There are two things to keep in mind about snow and ice: one is that as with cars, bikes do better if equipped with proper winter tires; the other is that much of the bad conditions is due to the mess cars make of the roads, creating semi-packed pie-dough snow out of snow that normally would be easy to ride through, and compressing snow on the pavement into hard, slippery ice. With fewer or no cars on the roads, or with a mature network of bike paths, this problem would be much reduced and the plowing teams would indeed have a much easier time of it and could get more done if they only had to plow for bike traffic and essential public transit and commercial traffic, instead of for space-hogging private cars.

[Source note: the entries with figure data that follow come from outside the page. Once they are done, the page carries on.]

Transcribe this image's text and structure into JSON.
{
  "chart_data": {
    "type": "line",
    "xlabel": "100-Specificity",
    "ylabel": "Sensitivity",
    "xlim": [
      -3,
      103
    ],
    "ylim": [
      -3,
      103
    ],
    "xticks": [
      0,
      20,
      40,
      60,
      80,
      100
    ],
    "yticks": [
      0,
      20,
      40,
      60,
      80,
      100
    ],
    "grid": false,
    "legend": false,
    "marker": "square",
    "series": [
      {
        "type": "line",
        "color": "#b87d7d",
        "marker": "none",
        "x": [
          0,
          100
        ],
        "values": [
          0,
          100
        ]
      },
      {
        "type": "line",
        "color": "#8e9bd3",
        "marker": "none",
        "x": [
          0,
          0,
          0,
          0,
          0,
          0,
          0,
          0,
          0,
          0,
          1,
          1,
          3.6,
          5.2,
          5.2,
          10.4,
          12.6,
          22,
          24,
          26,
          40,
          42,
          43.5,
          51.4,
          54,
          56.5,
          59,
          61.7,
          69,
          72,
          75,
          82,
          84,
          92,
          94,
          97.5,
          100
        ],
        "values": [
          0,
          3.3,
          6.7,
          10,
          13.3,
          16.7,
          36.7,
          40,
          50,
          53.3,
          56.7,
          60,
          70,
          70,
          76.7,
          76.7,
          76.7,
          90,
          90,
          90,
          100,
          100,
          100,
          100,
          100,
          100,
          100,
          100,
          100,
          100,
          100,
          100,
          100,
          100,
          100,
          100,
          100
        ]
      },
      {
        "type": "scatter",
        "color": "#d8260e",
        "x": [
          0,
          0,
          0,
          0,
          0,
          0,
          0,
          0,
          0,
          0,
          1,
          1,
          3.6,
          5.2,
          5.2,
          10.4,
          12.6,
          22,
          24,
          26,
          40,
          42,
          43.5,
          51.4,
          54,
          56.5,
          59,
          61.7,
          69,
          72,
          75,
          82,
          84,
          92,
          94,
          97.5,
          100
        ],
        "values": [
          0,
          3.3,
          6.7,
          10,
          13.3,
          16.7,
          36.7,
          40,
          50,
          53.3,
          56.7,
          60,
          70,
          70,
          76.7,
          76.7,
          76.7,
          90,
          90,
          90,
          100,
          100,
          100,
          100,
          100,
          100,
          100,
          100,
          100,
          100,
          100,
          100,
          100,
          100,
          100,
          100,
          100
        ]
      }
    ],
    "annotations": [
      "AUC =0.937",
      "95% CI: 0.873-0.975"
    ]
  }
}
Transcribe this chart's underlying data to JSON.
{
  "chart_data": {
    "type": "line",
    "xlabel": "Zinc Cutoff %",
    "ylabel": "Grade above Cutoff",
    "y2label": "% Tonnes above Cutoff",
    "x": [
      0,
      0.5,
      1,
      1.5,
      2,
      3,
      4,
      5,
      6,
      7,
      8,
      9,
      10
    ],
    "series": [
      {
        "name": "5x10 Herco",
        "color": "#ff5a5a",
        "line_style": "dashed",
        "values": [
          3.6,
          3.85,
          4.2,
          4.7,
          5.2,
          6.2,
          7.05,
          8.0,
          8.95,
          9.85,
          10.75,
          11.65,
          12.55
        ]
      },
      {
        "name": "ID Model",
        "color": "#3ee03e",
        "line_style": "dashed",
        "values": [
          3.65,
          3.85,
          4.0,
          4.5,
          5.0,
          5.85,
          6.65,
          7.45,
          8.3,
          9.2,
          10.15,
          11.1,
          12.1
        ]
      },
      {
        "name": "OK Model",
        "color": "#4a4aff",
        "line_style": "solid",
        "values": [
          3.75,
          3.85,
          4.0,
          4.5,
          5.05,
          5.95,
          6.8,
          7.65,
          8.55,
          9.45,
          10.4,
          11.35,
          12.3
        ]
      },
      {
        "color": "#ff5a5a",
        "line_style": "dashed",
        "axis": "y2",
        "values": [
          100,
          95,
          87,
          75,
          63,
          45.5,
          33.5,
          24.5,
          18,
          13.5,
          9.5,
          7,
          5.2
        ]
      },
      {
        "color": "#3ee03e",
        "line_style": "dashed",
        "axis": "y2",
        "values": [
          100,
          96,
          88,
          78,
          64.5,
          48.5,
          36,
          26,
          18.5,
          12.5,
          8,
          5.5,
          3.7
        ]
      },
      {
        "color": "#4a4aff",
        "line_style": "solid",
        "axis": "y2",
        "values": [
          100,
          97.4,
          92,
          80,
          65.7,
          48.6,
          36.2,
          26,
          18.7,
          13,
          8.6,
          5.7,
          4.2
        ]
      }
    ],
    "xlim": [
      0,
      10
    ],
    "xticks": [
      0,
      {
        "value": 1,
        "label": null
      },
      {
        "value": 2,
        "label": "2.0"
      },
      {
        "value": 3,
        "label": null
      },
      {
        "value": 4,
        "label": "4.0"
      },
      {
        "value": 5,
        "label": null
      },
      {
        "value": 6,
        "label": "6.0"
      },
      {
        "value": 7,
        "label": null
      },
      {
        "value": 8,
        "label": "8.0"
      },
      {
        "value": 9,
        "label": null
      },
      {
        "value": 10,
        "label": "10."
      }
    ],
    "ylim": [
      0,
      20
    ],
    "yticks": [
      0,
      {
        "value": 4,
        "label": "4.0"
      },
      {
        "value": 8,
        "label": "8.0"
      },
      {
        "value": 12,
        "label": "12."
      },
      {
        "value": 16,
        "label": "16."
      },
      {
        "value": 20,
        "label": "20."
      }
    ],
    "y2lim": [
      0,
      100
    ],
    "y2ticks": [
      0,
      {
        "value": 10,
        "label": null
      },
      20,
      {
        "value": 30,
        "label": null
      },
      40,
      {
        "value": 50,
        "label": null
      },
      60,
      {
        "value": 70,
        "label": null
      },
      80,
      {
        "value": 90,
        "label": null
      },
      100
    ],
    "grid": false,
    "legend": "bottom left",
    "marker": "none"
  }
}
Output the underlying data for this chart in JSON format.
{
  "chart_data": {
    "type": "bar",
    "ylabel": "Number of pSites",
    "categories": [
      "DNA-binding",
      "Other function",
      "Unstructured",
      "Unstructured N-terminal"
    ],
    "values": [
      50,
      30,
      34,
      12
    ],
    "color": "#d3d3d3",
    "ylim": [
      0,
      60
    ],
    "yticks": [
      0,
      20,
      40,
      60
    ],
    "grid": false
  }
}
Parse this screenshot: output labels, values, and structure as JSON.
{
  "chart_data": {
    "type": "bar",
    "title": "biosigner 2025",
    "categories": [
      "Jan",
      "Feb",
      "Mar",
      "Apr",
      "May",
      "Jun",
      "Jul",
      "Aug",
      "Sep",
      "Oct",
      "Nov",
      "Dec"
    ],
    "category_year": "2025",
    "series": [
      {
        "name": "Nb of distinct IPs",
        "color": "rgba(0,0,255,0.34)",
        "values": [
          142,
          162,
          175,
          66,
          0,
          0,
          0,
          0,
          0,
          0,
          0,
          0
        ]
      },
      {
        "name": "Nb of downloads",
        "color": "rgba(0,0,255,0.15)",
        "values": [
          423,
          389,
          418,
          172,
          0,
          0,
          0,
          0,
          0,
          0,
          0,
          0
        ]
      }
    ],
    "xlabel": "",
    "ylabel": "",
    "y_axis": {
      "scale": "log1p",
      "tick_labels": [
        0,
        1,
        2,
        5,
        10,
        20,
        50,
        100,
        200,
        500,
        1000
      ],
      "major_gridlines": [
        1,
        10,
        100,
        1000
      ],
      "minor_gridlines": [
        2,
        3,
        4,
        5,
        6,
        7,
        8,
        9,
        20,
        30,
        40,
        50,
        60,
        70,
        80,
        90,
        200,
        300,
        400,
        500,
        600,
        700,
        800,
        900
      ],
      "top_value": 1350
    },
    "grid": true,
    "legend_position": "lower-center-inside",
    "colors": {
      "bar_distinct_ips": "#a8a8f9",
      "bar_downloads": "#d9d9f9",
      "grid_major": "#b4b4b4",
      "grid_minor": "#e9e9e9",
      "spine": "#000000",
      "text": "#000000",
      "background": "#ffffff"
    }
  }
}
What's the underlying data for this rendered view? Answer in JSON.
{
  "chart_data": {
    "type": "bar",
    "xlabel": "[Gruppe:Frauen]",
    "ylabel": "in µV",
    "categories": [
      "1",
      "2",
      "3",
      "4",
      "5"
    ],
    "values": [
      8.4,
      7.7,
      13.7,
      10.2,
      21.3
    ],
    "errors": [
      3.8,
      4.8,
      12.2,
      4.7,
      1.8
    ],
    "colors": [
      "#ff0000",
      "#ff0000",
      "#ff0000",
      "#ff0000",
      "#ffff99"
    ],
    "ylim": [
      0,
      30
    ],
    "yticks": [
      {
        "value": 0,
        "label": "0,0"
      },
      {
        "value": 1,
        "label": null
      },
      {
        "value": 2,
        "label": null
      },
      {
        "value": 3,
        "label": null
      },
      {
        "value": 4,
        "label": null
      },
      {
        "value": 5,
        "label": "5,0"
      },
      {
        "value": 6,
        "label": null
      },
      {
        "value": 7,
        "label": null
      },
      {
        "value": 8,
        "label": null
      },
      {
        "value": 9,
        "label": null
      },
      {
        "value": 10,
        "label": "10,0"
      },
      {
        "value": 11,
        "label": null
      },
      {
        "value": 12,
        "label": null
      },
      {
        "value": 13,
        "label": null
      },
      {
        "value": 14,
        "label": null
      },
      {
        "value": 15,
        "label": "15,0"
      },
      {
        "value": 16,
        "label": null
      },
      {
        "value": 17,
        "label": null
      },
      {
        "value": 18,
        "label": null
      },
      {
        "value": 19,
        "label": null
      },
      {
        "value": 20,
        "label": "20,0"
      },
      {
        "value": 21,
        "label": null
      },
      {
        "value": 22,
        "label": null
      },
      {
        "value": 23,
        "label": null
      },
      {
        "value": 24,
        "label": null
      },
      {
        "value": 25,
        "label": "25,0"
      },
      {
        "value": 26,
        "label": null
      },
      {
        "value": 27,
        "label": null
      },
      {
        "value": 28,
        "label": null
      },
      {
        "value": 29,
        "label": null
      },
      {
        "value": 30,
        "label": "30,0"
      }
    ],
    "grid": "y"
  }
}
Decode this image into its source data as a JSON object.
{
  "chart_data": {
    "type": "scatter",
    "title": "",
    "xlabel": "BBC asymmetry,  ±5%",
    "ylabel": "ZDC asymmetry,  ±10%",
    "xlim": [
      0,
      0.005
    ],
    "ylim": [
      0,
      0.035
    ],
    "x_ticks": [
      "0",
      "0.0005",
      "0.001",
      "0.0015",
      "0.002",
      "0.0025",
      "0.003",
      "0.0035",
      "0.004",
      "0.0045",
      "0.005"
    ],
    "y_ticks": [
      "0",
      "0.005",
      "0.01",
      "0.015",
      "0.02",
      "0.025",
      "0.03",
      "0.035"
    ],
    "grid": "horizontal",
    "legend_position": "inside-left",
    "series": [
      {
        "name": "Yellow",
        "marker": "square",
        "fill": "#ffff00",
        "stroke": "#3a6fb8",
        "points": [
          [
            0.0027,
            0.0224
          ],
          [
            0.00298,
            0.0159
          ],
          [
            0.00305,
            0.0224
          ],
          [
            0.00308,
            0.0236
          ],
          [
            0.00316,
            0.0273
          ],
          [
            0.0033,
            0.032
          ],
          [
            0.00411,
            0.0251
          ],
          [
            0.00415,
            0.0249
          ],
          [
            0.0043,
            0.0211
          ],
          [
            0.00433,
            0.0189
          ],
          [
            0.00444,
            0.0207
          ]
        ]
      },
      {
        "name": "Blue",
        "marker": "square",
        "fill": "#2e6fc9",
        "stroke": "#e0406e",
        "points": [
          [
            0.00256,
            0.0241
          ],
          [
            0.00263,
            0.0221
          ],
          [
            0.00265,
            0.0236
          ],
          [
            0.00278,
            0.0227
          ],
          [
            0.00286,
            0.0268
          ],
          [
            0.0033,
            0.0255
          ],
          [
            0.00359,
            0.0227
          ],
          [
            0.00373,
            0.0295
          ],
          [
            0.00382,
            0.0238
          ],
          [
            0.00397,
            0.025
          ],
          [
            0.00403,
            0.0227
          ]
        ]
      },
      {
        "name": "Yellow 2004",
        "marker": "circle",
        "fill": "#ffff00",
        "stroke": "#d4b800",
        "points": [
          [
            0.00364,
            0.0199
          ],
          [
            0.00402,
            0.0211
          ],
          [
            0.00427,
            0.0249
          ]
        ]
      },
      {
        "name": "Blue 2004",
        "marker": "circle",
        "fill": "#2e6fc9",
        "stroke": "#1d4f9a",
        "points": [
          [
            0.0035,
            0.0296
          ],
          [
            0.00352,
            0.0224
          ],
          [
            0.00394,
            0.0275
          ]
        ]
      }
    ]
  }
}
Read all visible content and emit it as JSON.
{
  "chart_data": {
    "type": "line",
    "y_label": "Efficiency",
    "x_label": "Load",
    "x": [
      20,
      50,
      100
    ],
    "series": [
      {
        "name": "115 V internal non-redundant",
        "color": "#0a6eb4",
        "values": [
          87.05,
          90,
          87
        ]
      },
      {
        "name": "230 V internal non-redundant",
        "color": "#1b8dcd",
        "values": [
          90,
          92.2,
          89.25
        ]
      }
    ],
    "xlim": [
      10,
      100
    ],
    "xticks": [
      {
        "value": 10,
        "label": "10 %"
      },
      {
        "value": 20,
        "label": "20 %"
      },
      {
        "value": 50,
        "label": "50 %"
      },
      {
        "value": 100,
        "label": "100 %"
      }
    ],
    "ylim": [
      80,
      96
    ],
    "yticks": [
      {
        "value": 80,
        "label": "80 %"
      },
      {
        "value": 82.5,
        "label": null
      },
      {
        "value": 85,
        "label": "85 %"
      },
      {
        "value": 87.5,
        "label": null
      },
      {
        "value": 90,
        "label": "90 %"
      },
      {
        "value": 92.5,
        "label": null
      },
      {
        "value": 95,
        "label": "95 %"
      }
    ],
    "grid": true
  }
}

Remember that the Netherlands and Denmark also experience freezing temperatures through much of the winter and have to deal with the same kinds of snow and ice problems, though with somewhat less snow than some winters in some Canadian cities, but the cycle commuters there don't wimp out just because of that.

jump to top Christopher Miller says:

as an inhabitant of the netherlands I agree with Christopher Miller.. most bike journeys are less than 5km (say 10 to 15 minutes at most), just to get down to the shops, to school, to work or wherever you are going...

and adding something that made me laugh a bit: it says a bike for every 2,5 inhabitants.. owadays it's 2,5 bikes for every inhabitant (I own 2 bikes, one old one for going out, so if it gets stolen or broken it doesn't really matter, and a new one for getting around)

jump to top Chris says:

I miss tulip mania myself.

jump to top swag [TypeKey Profile Page] says:

Yes, there was a tremendous amount of rail infrastructure in the US that was destroyed during the 1940s - 1960s. But no, it was not a conspiracy of wealthy auto companies. The population simply preferred automobiles.

Think about it: in a society dominated by rail, in which few people owned cars, how could the auto industry simply overpower the rail industry? Where would they get the money to do this, when theirs were the smaller and weaker businesses?